By Joyce Slaton, Common Sense Media Reviewer

age 15+

Drugs, sex, language in oddly colorless teen drama reboot.

TV Max Drama 2021
Gossip Girl (2021) Poster Image

A Lot or a Little?

What you will—and won't—find in this TV show.

Community Reviews

age 16+

Based on 7 parent reviews

age 18+

I am in shock

Entertaining? perhaps. but OMG I am 27 but what the f**k are the writers/directors/ thinking when making this show? what kind of message are they sending to young people? what hell are they trying to normalize?? This is simply not okay. no underage should ever watch this show. it's sad where the media is trying to take youth just because "accepting" is a trend. we cant forget values are also important. The fact that these tv shows normalize underage consumption of drugs, promiscuity, alcohol consumption, smoking, the message that the sexuality of a homosexual couple will influence their kids sexual orientations (my point is that it's implying if you have homosexual parents you will be as well, there is nothing wrong with that but it can't be stereotyped like that), among so many other wrong messages because it's not like they are being resolved in a healthy way on the show. I am so disappointed it just so sad. fine, there are exaggerations accepted when trying to create entertaining content but there is a line especially when these shows are watched by young people.
age 18+
3cjdusudjsjfueidgdusijuidjhducid Thats ur rating

Is It Any Good?

Our review:
Parents say (7 ):
Kids say (6 ):

It strains for the blithe tone of the 2007 original, but it feels as if it's trying to be simultaneously socially conscious and tawdry, and there's a great big logical hole that mars the effort. Specifically, the identity of Gossip Girl, which in the original was a closely-held secret, eventually revealed to be (spoiler-free) a student at one of the pair of elite private schools in which the original was set. This time, viewers see the genesis of the new Gossip Girl right in the first episode, when a group of disgruntled teachers band together to teach these rotten rich kids a lesson. Teachers so over-involved with their students' lives that they follow them around seeking specific bits of tittle-tattle?

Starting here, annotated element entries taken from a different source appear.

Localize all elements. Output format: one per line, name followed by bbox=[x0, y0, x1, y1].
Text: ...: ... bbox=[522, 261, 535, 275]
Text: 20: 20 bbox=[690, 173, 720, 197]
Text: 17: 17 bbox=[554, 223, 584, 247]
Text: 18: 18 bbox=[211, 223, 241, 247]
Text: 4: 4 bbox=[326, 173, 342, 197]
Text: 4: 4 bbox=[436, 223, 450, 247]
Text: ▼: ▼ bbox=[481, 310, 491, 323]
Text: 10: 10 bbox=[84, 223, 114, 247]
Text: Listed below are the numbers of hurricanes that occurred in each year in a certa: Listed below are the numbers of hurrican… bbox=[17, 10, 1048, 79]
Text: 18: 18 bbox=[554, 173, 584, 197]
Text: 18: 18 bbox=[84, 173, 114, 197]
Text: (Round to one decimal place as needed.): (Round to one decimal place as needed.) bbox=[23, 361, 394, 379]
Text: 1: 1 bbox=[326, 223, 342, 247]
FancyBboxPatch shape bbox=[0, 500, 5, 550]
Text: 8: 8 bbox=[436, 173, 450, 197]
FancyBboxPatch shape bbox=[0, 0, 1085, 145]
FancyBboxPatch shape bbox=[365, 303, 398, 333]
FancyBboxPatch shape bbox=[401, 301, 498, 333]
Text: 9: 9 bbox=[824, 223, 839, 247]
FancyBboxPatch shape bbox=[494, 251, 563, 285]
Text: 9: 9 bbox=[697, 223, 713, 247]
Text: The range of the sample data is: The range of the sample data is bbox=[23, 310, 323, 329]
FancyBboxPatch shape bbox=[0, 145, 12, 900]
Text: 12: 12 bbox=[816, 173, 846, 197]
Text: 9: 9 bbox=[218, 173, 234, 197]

It feels unethical and creepy, at times bordering on criminal, like when a male teacher lurks outside a student's apartment to watch two teens taking off their rain-wet clothing, snapping pictures that are soon published on social media (on Twitter this time instead of a blog; see? Relevance!). If that's not illegal, it certainly should be.

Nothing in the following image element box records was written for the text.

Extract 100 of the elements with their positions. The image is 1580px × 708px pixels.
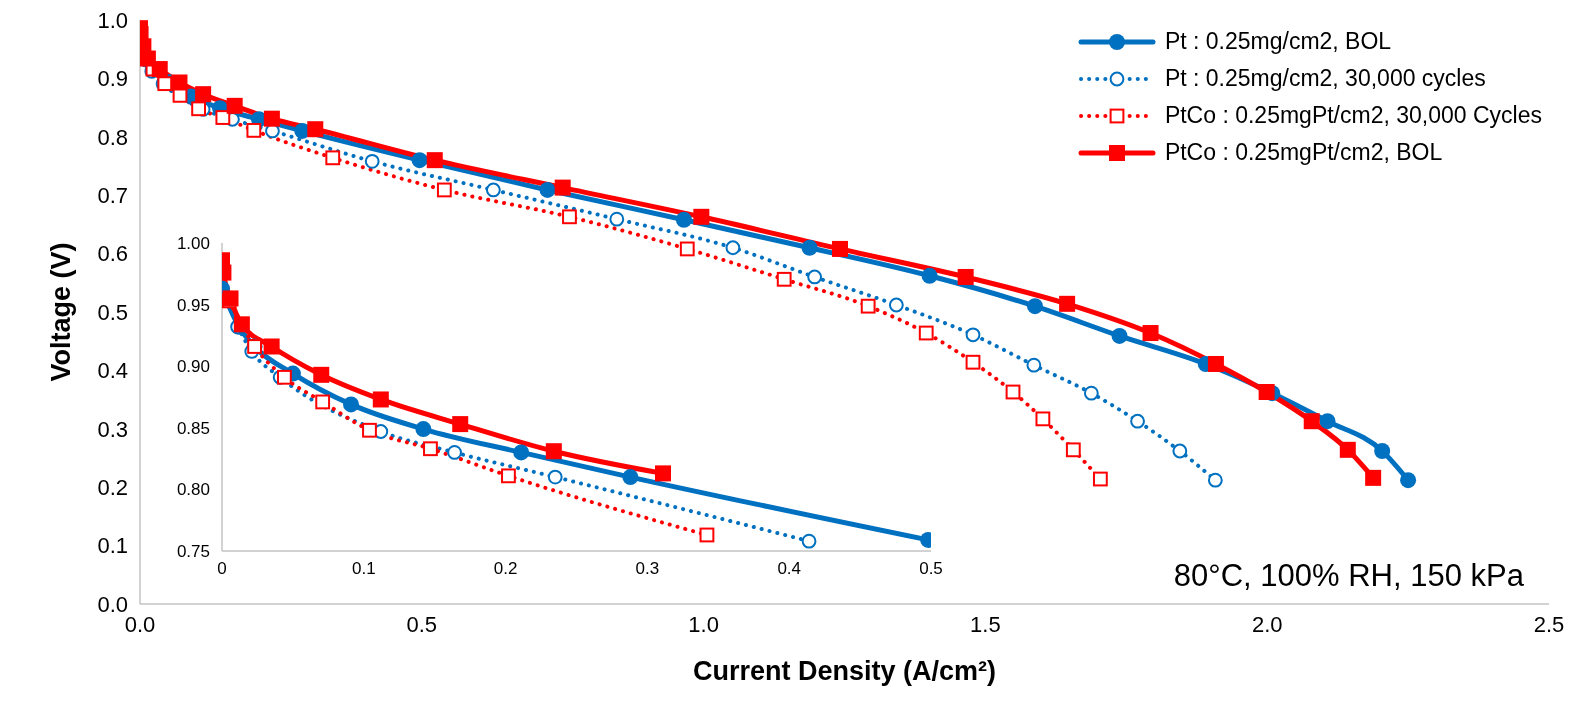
legend-label: Pt : 0.25mg/cm2, 30,000 cycles <box>1164 65 1486 92</box>
point <box>965 327 981 343</box>
point <box>513 444 530 461</box>
x-tick-label: 0.5 <box>406 611 438 637</box>
point <box>447 445 462 460</box>
y-tick-label: 0.85 <box>176 418 210 438</box>
point <box>1207 472 1223 488</box>
legend-label: PtCo : 0.25mgPt/cm2, BOL <box>1164 139 1443 166</box>
point <box>1258 384 1275 401</box>
point <box>195 86 212 103</box>
y-tick-label: 1.0 <box>97 7 128 33</box>
point <box>1083 385 1099 401</box>
y-tick-label: 0.3 <box>97 416 128 442</box>
point <box>609 211 625 227</box>
y-tick-label: 0.7 <box>97 182 128 208</box>
point <box>1035 411 1051 427</box>
point <box>411 152 428 169</box>
point <box>436 182 452 198</box>
legend-label: Pt : 0.25mg/cm2, BOL <box>1164 28 1392 55</box>
point <box>860 298 876 314</box>
y-tick-label: 0.1 <box>97 533 128 559</box>
point <box>415 421 432 438</box>
point <box>372 391 389 408</box>
point <box>325 150 341 166</box>
point <box>1059 295 1076 312</box>
x-tick-label: 0.4 <box>777 559 802 579</box>
point <box>801 533 817 549</box>
point <box>539 181 556 198</box>
x-axis-title: Current Density (A/cm²) <box>692 656 997 686</box>
point <box>1374 442 1391 459</box>
point <box>547 469 563 485</box>
point <box>725 240 741 256</box>
point <box>655 465 671 482</box>
point <box>679 241 695 257</box>
point <box>263 338 280 355</box>
point <box>191 101 207 117</box>
point <box>921 267 938 284</box>
y-tick-label: 0.75 <box>176 541 210 561</box>
point <box>1319 413 1336 430</box>
point <box>1400 472 1417 489</box>
point <box>1092 471 1108 487</box>
point <box>343 396 360 413</box>
annotation: 80°C, 100% RH, 150 kPa <box>1173 558 1524 594</box>
point <box>307 121 324 138</box>
point <box>1365 469 1382 486</box>
point <box>622 469 639 486</box>
point <box>315 394 331 410</box>
point <box>263 110 280 127</box>
point <box>364 153 380 169</box>
legend-label: PtCo : 0.25mgPt/cm2, 30,000 Cycles <box>1164 102 1542 129</box>
point <box>693 208 710 225</box>
y-axis-title: Voltage (V) <box>45 242 76 382</box>
point <box>151 61 168 78</box>
point <box>1111 327 1128 344</box>
point <box>226 97 243 114</box>
point <box>831 240 848 257</box>
y-tick-label: 0.90 <box>176 357 210 377</box>
y-tick-label: 1.00 <box>176 233 210 253</box>
point <box>426 152 443 169</box>
point <box>1027 298 1043 315</box>
y-tick-label: 0.2 <box>97 474 128 500</box>
point <box>888 297 904 313</box>
point <box>957 268 974 285</box>
point <box>276 369 292 385</box>
y-tick-label: 0.9 <box>97 66 128 92</box>
x-tick-label: 2.0 <box>1251 611 1283 637</box>
y-tick-label: 0.5 <box>97 299 128 325</box>
point <box>362 422 377 438</box>
point <box>918 325 934 341</box>
point <box>1207 355 1224 372</box>
point <box>313 366 330 383</box>
point <box>1005 384 1021 400</box>
y-tick-label: 0.80 <box>176 480 210 500</box>
x-tick-label: 0.1 <box>351 559 376 579</box>
point <box>485 182 501 198</box>
y-tick-label: 0.6 <box>97 241 128 267</box>
x-tick-label: 1.0 <box>688 611 719 637</box>
y-tick-label: 0.8 <box>97 124 128 150</box>
point <box>501 468 516 484</box>
point <box>1142 325 1159 342</box>
point <box>554 179 571 196</box>
point <box>675 211 692 228</box>
x-tick-label: 1.5 <box>970 611 1001 637</box>
y-tick-label: 0.4 <box>97 358 128 384</box>
point <box>1130 413 1145 429</box>
point <box>807 269 823 285</box>
x-tick-label: 0.5 <box>919 559 943 579</box>
point <box>215 110 231 125</box>
point <box>1303 413 1320 430</box>
x-tick-label: 0.3 <box>635 559 660 579</box>
point <box>423 441 438 457</box>
point <box>1172 443 1188 459</box>
y-tick-label: 0.95 <box>176 295 210 315</box>
point <box>801 239 818 256</box>
x-tick-label: 2.5 <box>1533 611 1565 637</box>
point <box>246 122 262 138</box>
point <box>562 209 577 225</box>
point <box>965 354 981 370</box>
point <box>1339 441 1356 458</box>
point <box>545 443 562 460</box>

So the Gossip Girl device is weirdly weighted from the start, but it might have been forgivable if the rest of the show was solid. It's not. The group of popular kids anchored by influencer Julien feels colorless, tropey, full of types rather than fleshed-out characters: Julien's woke boyfriend Obie (Eli Brown) volunteers prominently for an anti-gentrification non-profit; Julien's main courtiers, Luna (Zión Moreno) and Monet (Savannah Lee Smith) do nothing but roll their eyes and emit put-downs; Julien herself is oddly blank for the supposed queen of her school. Only one of the in-crowd, pansexual pill-popping bad boy Max (Thomas Doherty), gins up the right amount of seamy heat, despite the many (many!) scenes of wealthy teens partying in sleek spaces. It's all a bit toothless, where the original grabbed attention and didn't let go, right from the start. There are more involving portraits of rich kids behaving badly; viewers may want to stick with an alternative instead.